Restore us, O God; let your face shine, that we may be saved.
O Lord God of hosts, how long will you be angry with your people’s prayers?
You have fed them with the bread of tears, and given them tears to drink in full measure.
You make us the scorn of our neighbors; our enemies laugh among themselves.
Restore us, O God of hosts; let your face shine, that we may be saved.
But let your hand be upon the one at your right hand, the one whom you made strong for yourself.
Then we will never turn back from you; give us life, and we will call on your name.
Restore us, O Lord God of hosts; let your face shine, that we may be saved.
We had this psalm in our texts six weeks ago. This psalm cries to God with the same complaints as the above Isaiah text. Israel cries to God for mercy, saying the punishment for their sins is too great.
“But let your right hand be upon…” – This is a claim on the covenant that God made with Israel. The psalmist is reminding God that God made Israel his chosen race, the people at God’s right hand. As such, the psalmist asks that God lay the hand of blessing and benevolence on Israel.
“Give us life, and we will call on your name.” – The psalmist states that Israel feels so hurt and betrayed, through God’s punishment of them, that it has lost hope in God. God must revive the people in order to instill hope in them again, inspiring renewed worship and love.
1 Corinthians 1:3-9
Grace to you and peace from God our Father and the Lord Jesus Christ. I give thanks to my God always for you because of the grace of God that has been given you in Christ Jesus, for in every way you have been enriched in him, in speech and knowledge of every kind— just as the testimony of Christ has been strengthened among you— so that you are not lacking in any spiritual gift as you wait for the revealing of our Lord Jesus Christ. He will also strengthen you to the end, so that you may be blameless on the day of our Lord Jesus Christ. God is faithful; by him you were called into the fellowship of his Son, Jesus Christ our Lord.

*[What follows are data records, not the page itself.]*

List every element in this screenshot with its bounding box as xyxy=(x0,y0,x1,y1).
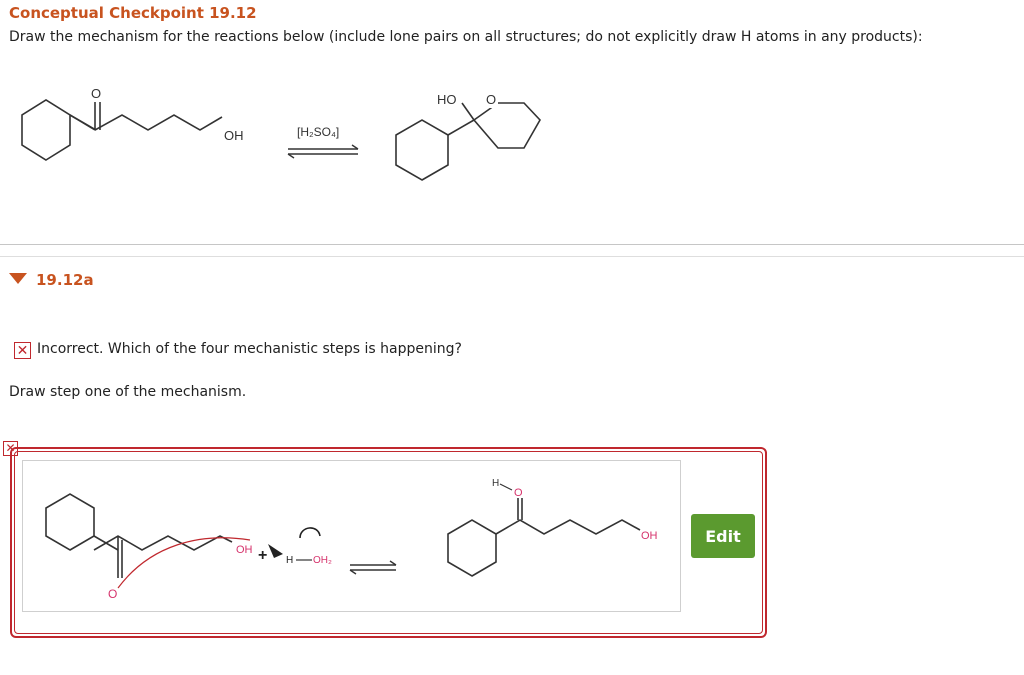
product-pyran-ring xyxy=(472,102,541,149)
feedback-message: ✕ Incorrect. Which of the four mechanisti… xyxy=(14,341,462,359)
product-cyclohexane-ring xyxy=(395,119,449,181)
section-label: 19.12a xyxy=(36,271,94,289)
section-toggle-19-12a[interactable]: 19.12a xyxy=(9,271,94,289)
edit-button[interactable]: Edit xyxy=(691,514,755,558)
step-prompt: Draw step one of the mechanism. xyxy=(9,384,247,400)
reactant-carbonyl-oxygen: O xyxy=(91,86,101,101)
answer-equilibrium-arrows xyxy=(349,560,397,575)
divider xyxy=(0,256,1024,257)
product-ring-oxygen: O xyxy=(486,92,496,107)
answer-cyclohexane-ring xyxy=(45,493,95,551)
answer-product-hydrogen: H xyxy=(492,478,499,489)
divider xyxy=(0,244,1024,245)
page-title: Conceptual Checkpoint 19.12 xyxy=(9,4,257,22)
answer-protonated-oxygen: O xyxy=(514,487,523,499)
answer-right-hydroxyl: OH xyxy=(641,530,658,542)
reactant-cyclohexane-ring xyxy=(21,99,71,161)
answer-drawing: O OH + H OH₂ H O OH xyxy=(45,478,658,601)
incorrect-icon: ✕ xyxy=(14,342,31,359)
reactant-hydroxyl-label: OH xyxy=(224,128,244,143)
product-structure xyxy=(395,102,541,181)
plus-sign: + xyxy=(258,547,267,564)
reaction-scheme: O OH [H₂SO₄] HO O xyxy=(21,86,541,181)
product-hydroxyl-label: HO xyxy=(437,92,457,107)
answer-product-cyclohexane-ring xyxy=(447,519,497,577)
reactant-structure xyxy=(21,99,223,161)
acid-hydrogen: H xyxy=(286,555,293,566)
curved-arrow-proton xyxy=(299,527,321,539)
equilibrium-arrows xyxy=(287,144,359,159)
answer-left-hydroxyl: OH xyxy=(236,544,253,556)
answer-carbonyl-oxygen: O xyxy=(108,587,117,601)
catalyst-label: [H₂SO₄] xyxy=(297,125,339,139)
arrow-head-icon xyxy=(268,544,283,558)
collapse-triangle-icon xyxy=(9,273,27,284)
feedback-text: Incorrect. Which of the four mechanistic… xyxy=(37,341,462,357)
answer-product-structure xyxy=(447,498,641,577)
question-instructions: Draw the mechanism for the reactions bel… xyxy=(9,29,923,45)
acid-oxonium: OH₂ xyxy=(313,555,332,566)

This text, which speaks of the righteousness given by Jesus to the faithful, is in direct contrast with the above Isaiah text and the Psalm. Here Paul is grateful for those who are faithful, as opposed to the psalmist and the prophet, who are distraught by the unfaithful and the punishment they receive.

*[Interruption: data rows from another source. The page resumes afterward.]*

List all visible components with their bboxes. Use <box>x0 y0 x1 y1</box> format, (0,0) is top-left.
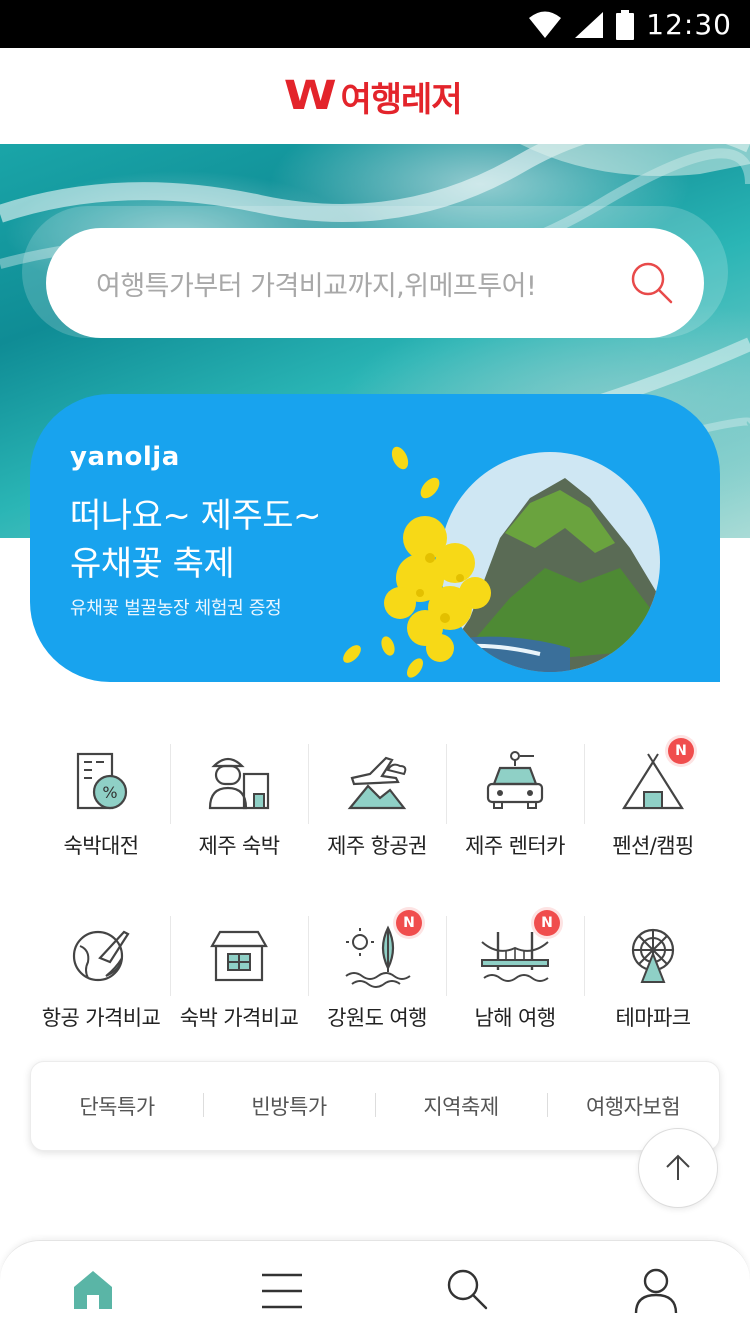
category-label: 강원도 여행 <box>327 1006 427 1030</box>
banner-title-line1: 떠나요~ 제주도~ <box>70 496 321 536</box>
category-namhae-trip[interactable]: N 남해 여행 <box>446 908 584 1058</box>
app-screen: 12:30 W 여행레저 여행특가부터 가격비교까지,위메프투어! yanolj… <box>0 0 750 1341</box>
bottom-nav <box>0 1240 750 1341</box>
category-label: 남해 여행 <box>474 1006 557 1030</box>
search-input[interactable]: 여행특가부터 가격비교까지,위메프투어! <box>96 264 537 303</box>
menu-icon <box>262 1273 302 1309</box>
category-label: 제주 숙박 <box>198 834 281 858</box>
tab-local-festival[interactable]: 지역축제 <box>375 1091 547 1121</box>
category-label: 제주 렌터카 <box>465 834 565 858</box>
wifi-icon <box>529 11 562 38</box>
category-row-1: % 숙박대전 제주 숙박 제주 항공권 제주 렌터카 N 펜션/캠핑 <box>32 736 722 886</box>
battery-icon <box>616 9 635 40</box>
category-stay-compare[interactable]: 숙박 가격비교 <box>170 908 308 1058</box>
category-jeju-rentcar[interactable]: 제주 렌터카 <box>446 736 584 886</box>
quick-tabs: 단독특가 빈방특가 지역축제 여행자보험 <box>30 1061 720 1151</box>
category-gangwon-trip[interactable]: N 강원도 여행 <box>308 908 446 1058</box>
app-header: W 여행레저 <box>0 48 750 144</box>
category-label: 숙박 가격비교 <box>179 1006 299 1030</box>
new-badge: N <box>396 910 422 936</box>
category-row-2: 항공 가격비교 숙박 가격비교 N 강원도 여행 N 남해 여행 테마파크 <box>32 908 722 1058</box>
jeju-stay-icon <box>208 757 270 810</box>
tab-exclusive-deal[interactable]: 단독특가 <box>31 1091 203 1121</box>
ferris-wheel-icon <box>631 928 675 983</box>
new-badge: N <box>534 910 560 936</box>
nav-home[interactable] <box>63 1267 123 1327</box>
category-jeju-stay[interactable]: 제주 숙박 <box>170 736 308 886</box>
scroll-to-top-button[interactable] <box>638 1128 718 1208</box>
nav-my-page[interactable] <box>626 1267 686 1327</box>
discount-hotel-icon: % <box>76 752 128 810</box>
taxi-car-icon <box>486 751 544 809</box>
user-icon <box>634 1268 678 1313</box>
airplane-icon <box>347 756 407 810</box>
category-label: 제주 항공권 <box>327 834 427 858</box>
brand-logo-mark[interactable]: W <box>284 73 337 119</box>
new-badge: N <box>668 738 694 764</box>
home-icon <box>74 1271 112 1309</box>
arrow-up-icon <box>666 1154 690 1180</box>
search-bar[interactable]: 여행특가부터 가격비교까지,위메프투어! <box>46 228 704 338</box>
tab-travel-insurance[interactable]: 여행자보험 <box>547 1091 719 1121</box>
jeju-island-illustration <box>343 446 660 678</box>
category-theme-park[interactable]: 테마파크 <box>584 908 722 1058</box>
nav-search[interactable] <box>437 1267 497 1327</box>
page-title: 여행레저 <box>340 79 463 120</box>
tab-vacancy-deal[interactable]: 빈방특가 <box>203 1091 375 1121</box>
nav-menu[interactable] <box>252 1267 312 1327</box>
category-label: 테마파크 <box>615 1006 691 1030</box>
status-icons: 12:30 <box>528 8 732 41</box>
house-icon <box>210 930 268 982</box>
banner-title: 떠나요~ 제주도~ 유채꽃 축제 <box>70 492 321 588</box>
canola-flowers <box>343 446 491 678</box>
search-icon[interactable] <box>630 261 674 305</box>
status-bar: 12:30 <box>0 0 750 48</box>
category-discount-stay[interactable]: % 숙박대전 <box>32 736 170 886</box>
category-jeju-flight[interactable]: 제주 항공권 <box>308 736 446 886</box>
status-time: 12:30 <box>646 8 732 41</box>
globe-plane-icon <box>72 930 130 982</box>
category-flight-compare[interactable]: 항공 가격비교 <box>32 908 170 1058</box>
banner-subtitle: 유채꽃 벌꿀농장 체험권 증정 <box>70 598 282 619</box>
category-label: 숙박대전 <box>63 834 139 858</box>
signal-icon <box>575 11 604 38</box>
promo-banner[interactable]: yanolja 떠나요~ 제주도~ 유채꽃 축제 유채꽃 벌꿀농장 체험권 증정 <box>30 394 720 682</box>
search-icon <box>447 1269 488 1310</box>
category-label: 펜션/캠핑 <box>612 834 694 858</box>
category-label: 항공 가격비교 <box>41 1006 161 1030</box>
banner-brand-logo: yanolja <box>70 442 180 472</box>
category-pension-camping[interactable]: N 펜션/캠핑 <box>584 736 722 886</box>
svg-text:%: % <box>102 783 117 802</box>
banner-title-line2: 유채꽃 축제 <box>70 544 235 584</box>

Paul states that God has granted to the congregation in Corinth every spiritual gift, including faith filled speech, and knowledge. Paul affirms these gifts, in part because he is going to scold this congregation for not using these gifts faithfully, rather like Jesus’ parable of the Talents that we had two weeks ago.
“But in those days, after that suffering,
the sun will be darkened,
and the moon will not give its light,
and the stars will be falling from heaven,
and the powers in the heavens will be shaken.
Then they will see ‘the Son of Man coming in clouds’ with great power and glory. Then he will send out the angels, and gather his elect from the four winds, from the ends of the earth to the ends of heaven.
Prior to this passage in Mark, Jesus has been warning the disciples of the persecution they, and all the faithful, will endure. Here, Jesus states that he will deploy his messengers to gather the “elect” from all over earth and heaven. There is no further description of what this “gathering” will look like, with the exception of the book of Revelation.
Jesus is describing the end time, the final judgment, with images that reflect great cataclysm. The Bible does not give a clear accounting of how or when the end of the world will come about, but this passage relay awe/fear inspiring imagery.
“From the fig tree learn its lesson: as soon as its branch becomes tender and puts forth its leaves, you know that summer is near. So also, when you see these things taking place, you know that he is near, at the very gates. Truly I tell you, this generation will not pass away until all these things have taken place. Heaven and earth will pass away, but my words will not pass away.
Two “fig trees” are being referenced in this passage. First of all, throughout the Hebrew Scriptures, Israel is referred to as a fig tree. Second, in the gospel of Mark, when Jesus walks into Jerusalem with his disciples during Holy Week, Jesus sees a fig tree and looks for fruit on it. However, it is spring and the tree only has leaves, but no fruit. Jesus, finding no fruit, curses the fig tree and it withers and dies right there, like the Wicked Witch of the West, shriveling under the bucket of water. Since the fig tree is a metaphor for Israel, this symbolizes Jesus, the Son of Man/Son of God/Messiah, coming to Jerusalem, Israel’s capitol city, looking for the fruit of faith in God, but finding none. The disciples did not understand the metaphor but only saw Jesus look for fruit at the wrong time of year and then curse the tree for not having fruit.
In the above passage, Jesus draws on the symbolism of the fig tree once again to predict the end times. When Jesus came to Jerusalem, it was not the end time, the time of fruit, but only the beginning, spring when tree buds open into leaves. So also, the end time will come when not all seem ready for it.
The juxtaposition of Jesus’ seeming promise that the end will come before his disciples “pass away”, and that though heaven and earth pass away, Jesus’ promises will not, is not comprehendible. Of course, the first generation of believers did die before the last days. Here we are 2,000 years later and still the last days do not seem to be upon us. Yet, Jesus’ promise to collect the faithful from all over earth and heaven stands.
“But about that day or hour no one knows, neither the angels in heaven, nor the Son, but only the Father. Beware, keep alert; for you do not know when the time will come. It is like a man going on a journey, when he leaves home and puts his slaves in charge, each with his work, and commands the doorkeeper to be on the watch. Therefore, keep awake—for you do not know when the master of the house will come, in the evening, or at midnight, or at cockcrow, or at dawn, or else he may find you asleep when he comes suddenly. And what I say to you I say to all: Keep awake.”
Here Jesus warns his disciples to be ready for his appearance at all times. The one sentence parable Jesus gives states that the slaves are in charge and each have their own tasks to accomplish. The slaves would be found faithful if, in their master’s absence, they did the work he set before them.
While in Matthew’s gospel in the parable of the Ten Bride’s Maids, they were allowed to sleep while waiting for the bride groom, here in Mark there is to be no sleeping. Disciples are to keep vigilant watch for Jesus.